Parents need to know their responsibilities
Parents need to know their responsibilities as well as children’s rights
Understanding responsibilities to their children is just as important as knowing their children’s rights, says a support service working with high-risk children and their families.
Family Help Trust’s Chairman, Sally Thompson, says society as a whole should play a much bigger role in protecting our children, a group that has been identified in a Human Rights Commission Report as most at risk of having their rights denied.
“Of course the right’s of our children are paramount but rights mean little if parents and other adults in society don’t understand their own responsibilities in providing the best possible environment for our young ones,” she says.
Mrs. Thompson believes highlighting children’s rights without also looking at parental responsibility is sending an incomplete message.

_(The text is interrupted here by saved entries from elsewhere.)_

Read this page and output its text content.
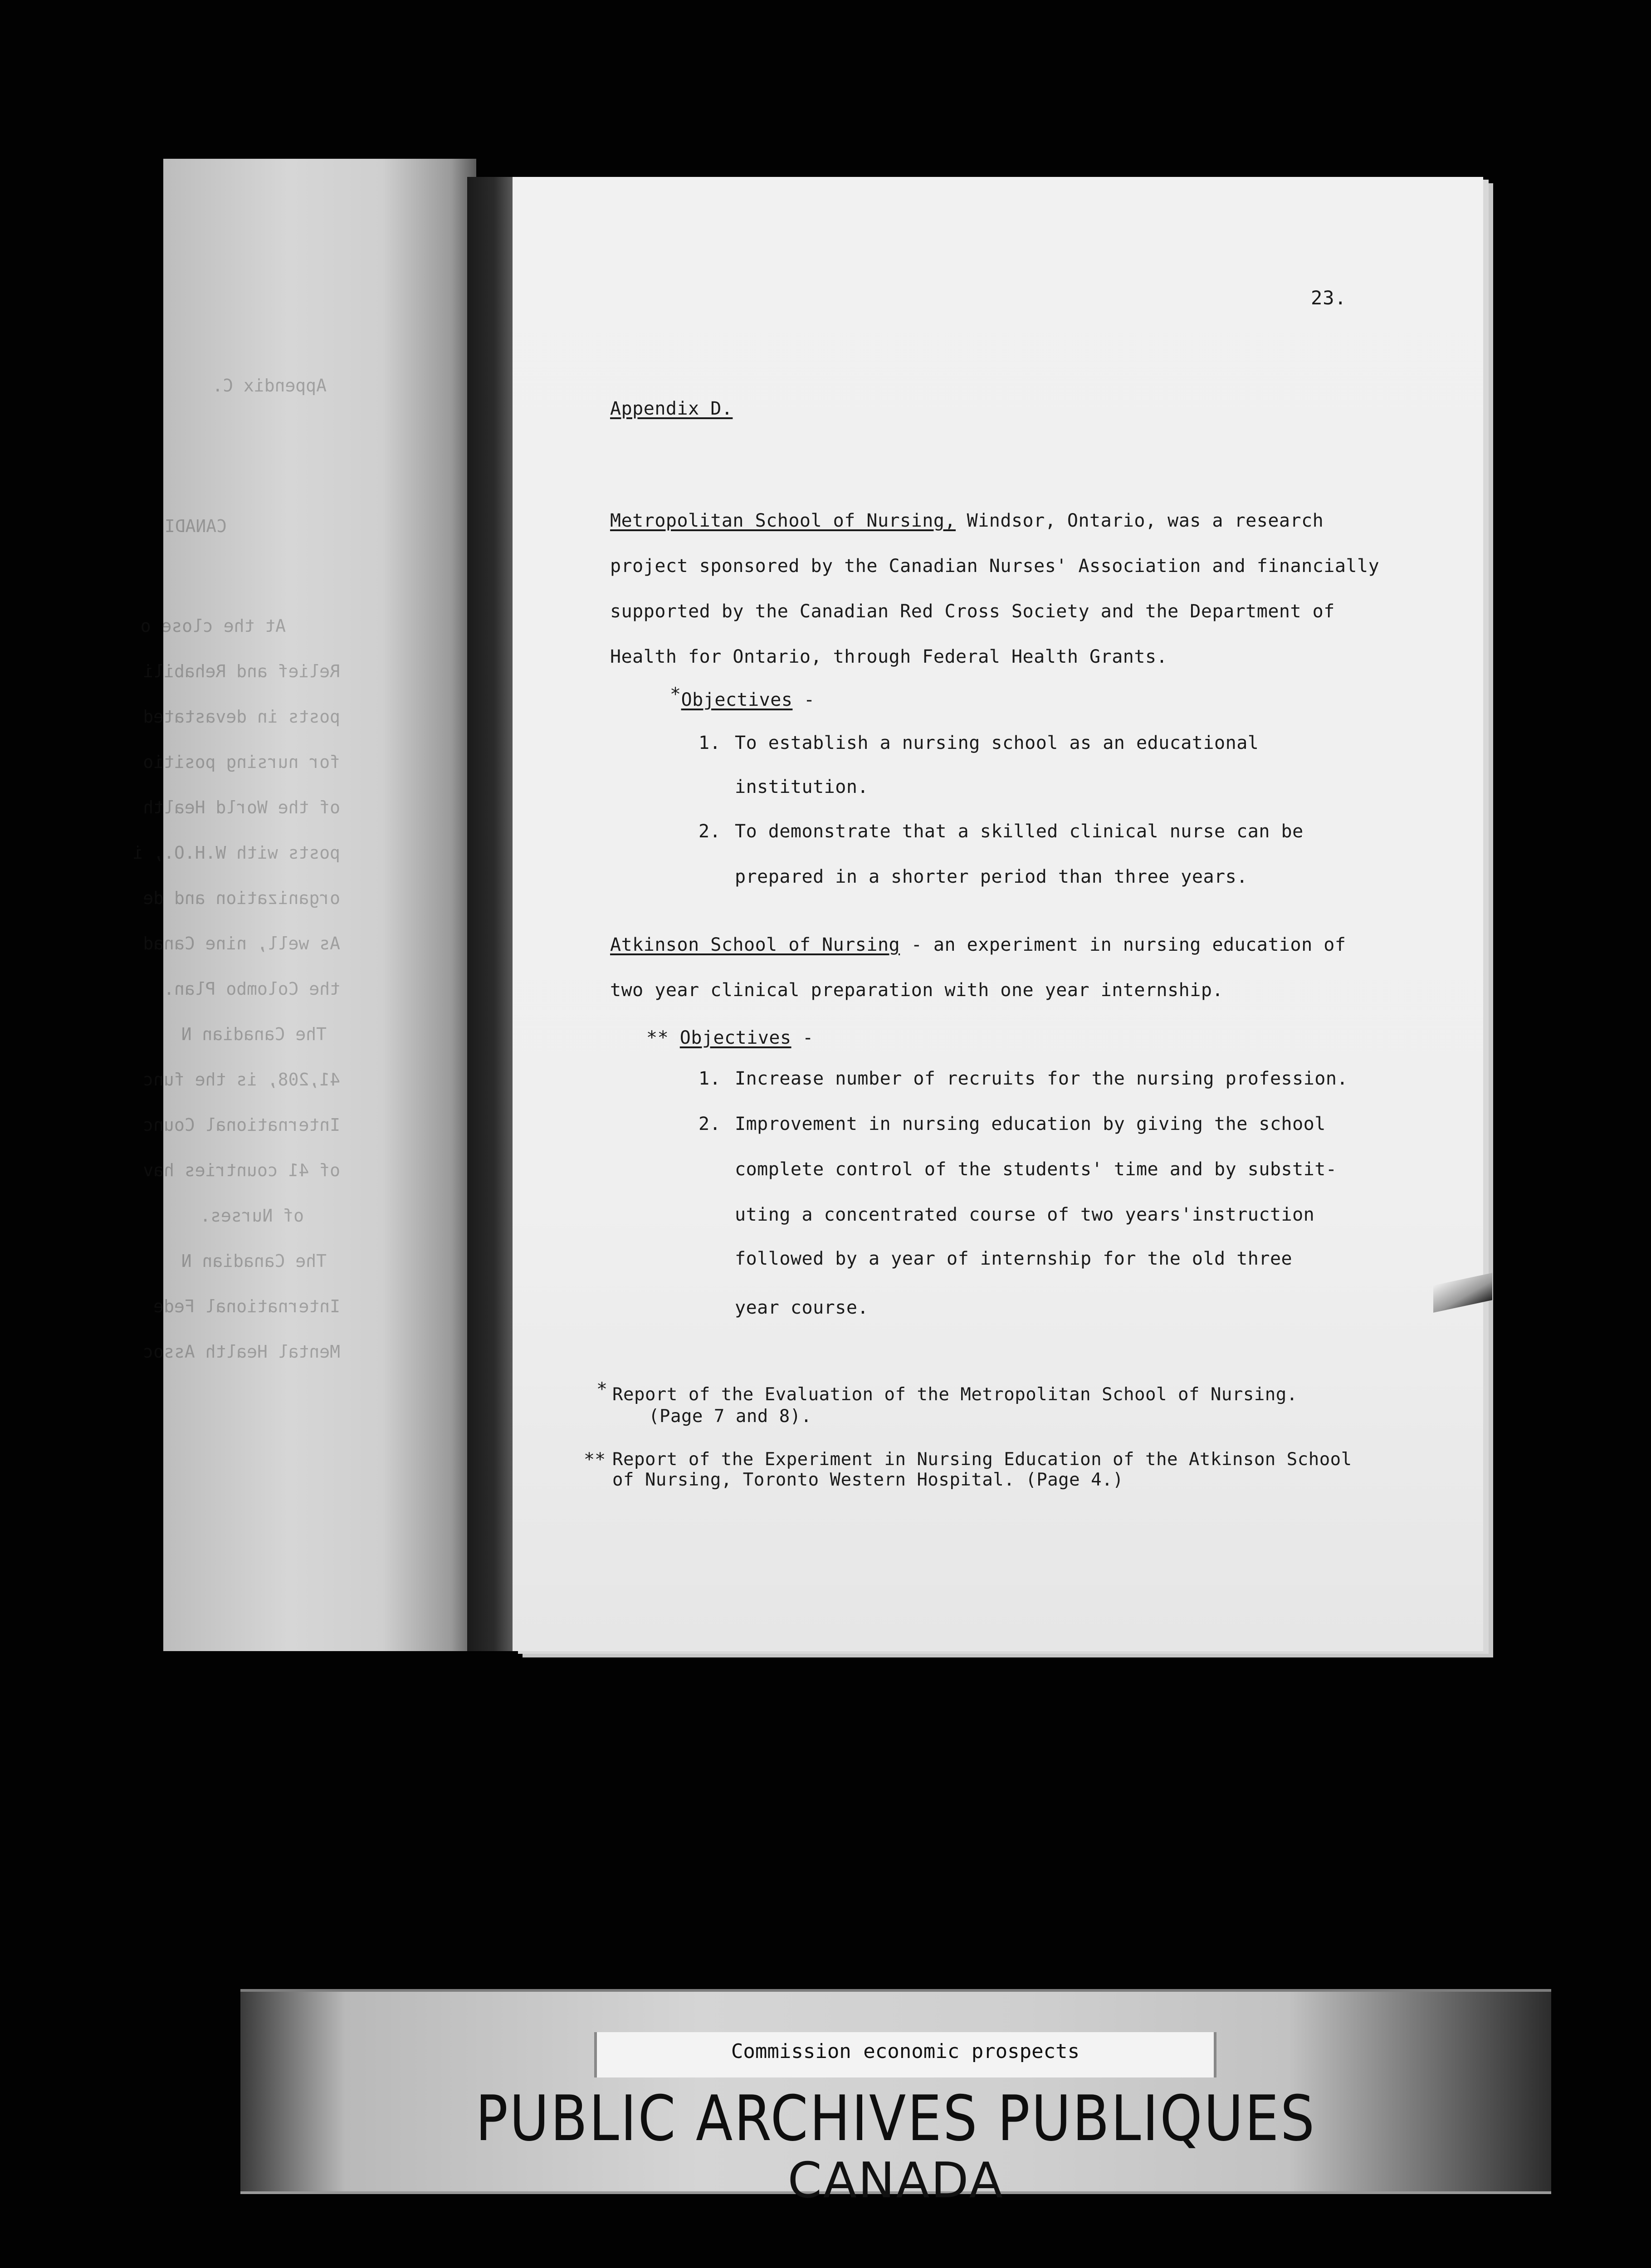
Appendix C.
CANADI
At the close o
Relief and Rehabili
posts in devastated
for nursing positio
of the World Health
posts with W.H.O., i
organization and de
As well, nine Canad
the Colombo Plan.
The Canadian N
41,208, is the func
International Counc
of 41 countries hav
of Nurses.
The Canadian N
International Fede
Mental Health Assoc
23.
Appendix D.
Metropolitan School of Nursing, Windsor, Ontario, was a research
project sponsored by the Canadian Nurses' Association and financially
supported by the Canadian Red Cross Society and the Department of
Health for Ontario, through Federal Health Grants.
*Objectives -
1. To establish a nursing school as an educational
institution.
2. To demonstrate that a skilled clinical nurse can be
prepared in a shorter period than three years.
Atkinson School of Nursing - an experiment in nursing education of
two year clinical preparation with one year internship.
** Objectives -
1. Increase number of recruits for the nursing profession.
2. Improvement in nursing education by giving the school
complete control of the students' time and by substit-
uting a concentrated course of two years'instruction
followed by a year of internship for the old three
year course.
* Report of the Evaluation of the Metropolitan School of Nursing.
(Page 7 and 8).
** Report of the Experiment in Nursing Education of the Atkinson School
of Nursing, Toronto Western Hospital. (Page 4.)
Commission economic prospects
PUBLIC ARCHIVES PUBLIQUES
CANADA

“We work closely with parents and families to educate them, provide them with information and support to empower them to make better decisions for their children. Empowerment is so important. When parents understand they have responsibilities and perhaps more importantly how to meet those responsibilities to the best of their ability, that’s when we start to see an improvement in our children’s lives; indeed their children’s children’s lives,” she says.
The Family Help Trust team works with “high risk” children and their families addressing multiple problems such as a history of violence, drugs and crime. Those elements are more often than not accompanied by some degree of poverty or deficiencies in the children’s lives.

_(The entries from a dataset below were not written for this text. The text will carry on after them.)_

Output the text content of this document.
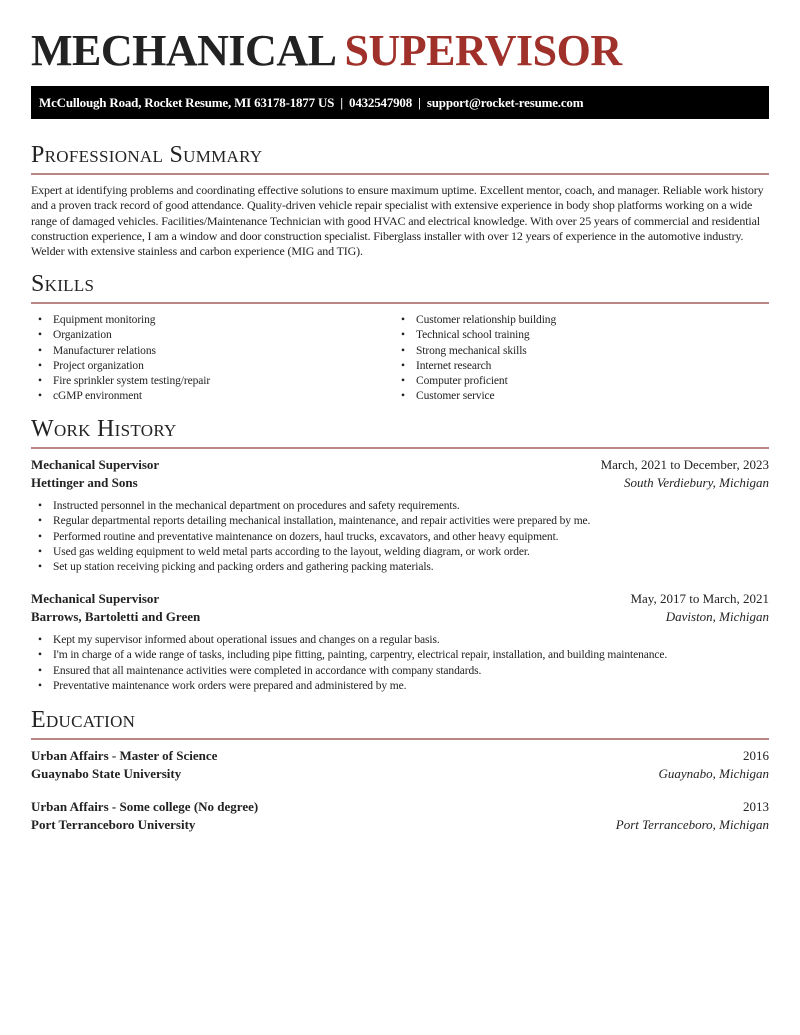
MECHANICAL SUPERVISOR
McCullough Road, Rocket Resume, MI 63178-1877 US  |  0432547908  |  support@rocket-resume.com
Professional Summary
Expert at identifying problems and coordinating effective solutions to ensure maximum uptime. Excellent mentor, coach, and manager. Reliable work history and a proven track record of good attendance. Quality-driven vehicle repair specialist with extensive experience in body shop platforms working on a wide range of damaged vehicles. Facilities/Maintenance Technician with good HVAC and electrical knowledge. With over 25 years of commercial and residential construction experience, I am a window and door construction specialist. Fiberglass installer with over 12 years of experience in the automotive industry. Welder with extensive stainless and carbon experience (MIG and TIG).
Skills
• Equipment monitoring
• Organization
• Manufacturer relations
• Project organization
• Fire sprinkler system testing/repair
• cGMP environment
• Customer relationship building
• Technical school training
• Strong mechanical skills
• Internet research
• Computer proficient
• Customer service
Work History
Mechanical Supervisor	March, 2021 to December, 2023
Hettinger and Sons	South Verdiebury, Michigan
• Instructed personnel in the mechanical department on procedures and safety requirements.
• Regular departmental reports detailing mechanical installation, maintenance, and repair activities were prepared by me.
• Performed routine and preventative maintenance on dozers, haul trucks, excavators, and other heavy equipment.
• Used gas welding equipment to weld metal parts according to the layout, welding diagram, or work order.
• Set up station receiving picking and packing orders and gathering packing materials.
Mechanical Supervisor	May, 2017 to March, 2021
Barrows, Bartoletti and Green	Daviston, Michigan
• Kept my supervisor informed about operational issues and changes on a regular basis.
• I'm in charge of a wide range of tasks, including pipe fitting, painting, carpentry, electrical repair, installation, and building maintenance.
• Ensured that all maintenance activities were completed in accordance with company standards.
• Preventative maintenance work orders were prepared and administered by me.
Education
Urban Affairs - Master of Science	2016
Guaynabo State University	Guaynabo, Michigan
Urban Affairs - Some college (No degree)	2013
Port Terranceboro University	Port Terranceboro, Michigan
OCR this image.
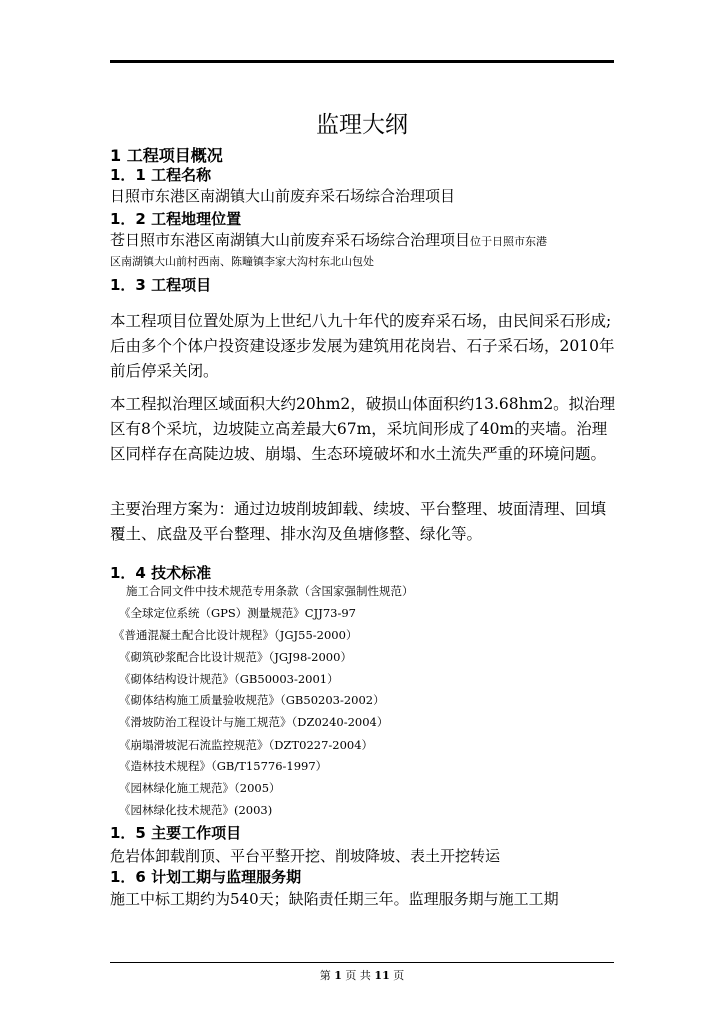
监理大纲
1 工程项目概况
1．1 工程名称
日照市东港区南湖镇大山前废弃采石场综合治理项目
1．2 工程地理位置
苍日照市东港区南湖镇大山前废弃采石场综合治理项目位于日照市东港
区南湖镇大山前村西南、陈疃镇李家大沟村东北山包处
1．3 工程项目
本工程项目位置处原为上世纪八九十年代的废弃采石场，由民间采石形成;后由多个个体户投资建设逐步发展为建筑用花岗岩、石子采石场，2010年前后停采关闭。
本工程拟治理区域面积大约20hm2，破损山体面积约13.68hm2。拟治理区有8个采坑，边坡陡立高差最大67m，采坑间形成了40m的夹墙。治理区同样存在高陡边坡、崩塌、生态环境破坏和水土流失严重的环境问题。
主要治理方案为：通过边坡削坡卸载、续坡、平台整理、坡面清理、回填覆土、底盘及平台整理、排水沟及鱼塘修整、绿化等。
1．4 技术标准
施工合同文件中技术规范专用条款（含国家强制性规范）
《全球定位系统（GPS）测量规范》CJJ73-97
《普通混凝土配合比设计规程》（JGJ55-2000）
《砌筑砂浆配合比设计规范》（JGJ98-2000）
《砌体结构设计规范》（GB50003-2001）
《砌体结构施工质量验收规范》（GB50203-2002）
《滑坡防治工程设计与施工规范》（DZ0240-2004）
《崩塌滑坡泥石流监控规范》（DZT0227-2004）
《造林技术规程》（GB/T15776-1997）
《园林绿化施工规范》（2005）
《园林绿化技术规范》(2003)
1．5 主要工作项目
危岩体卸载削顶、平台平整开挖、削坡降坡、表土开挖转运
1．6 计划工期与监理服务期
施工中标工期约为540天；缺陷责任期三年。监理服务期与施工工期
第 1 页 共 11 页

“With this report identifying such a massive number of New Zealand children living in benefit led homes, as most of the Trust’s families are, it is crucial to break that cycle of dependency. That can only be done by instilling a sense of pride and responsibility in parents together with the skills and knowledge they need to provide a better future for their children,” says Sally Thompson.
Mrs. Thompson is quick to add that it is not as simple as it sounds and well funded early intervention programmes that get into a family unit while a child is under 3 years of age, offering preventative strategies, are much more effective at breaking the cycle of deprivation than just throwing more money, in the form of benefits, at families.
“A benefit is still vital to many families in need but the financial assistance should not be a solution on its own. Our programmes are all about long-term solutions; they are more than a band-aid. The Family Help Trust identifies why the “band-aid” is needed and address those issues, changing circumstances wherever possible so that the cycle is broken for these kids, and future generations,” she says.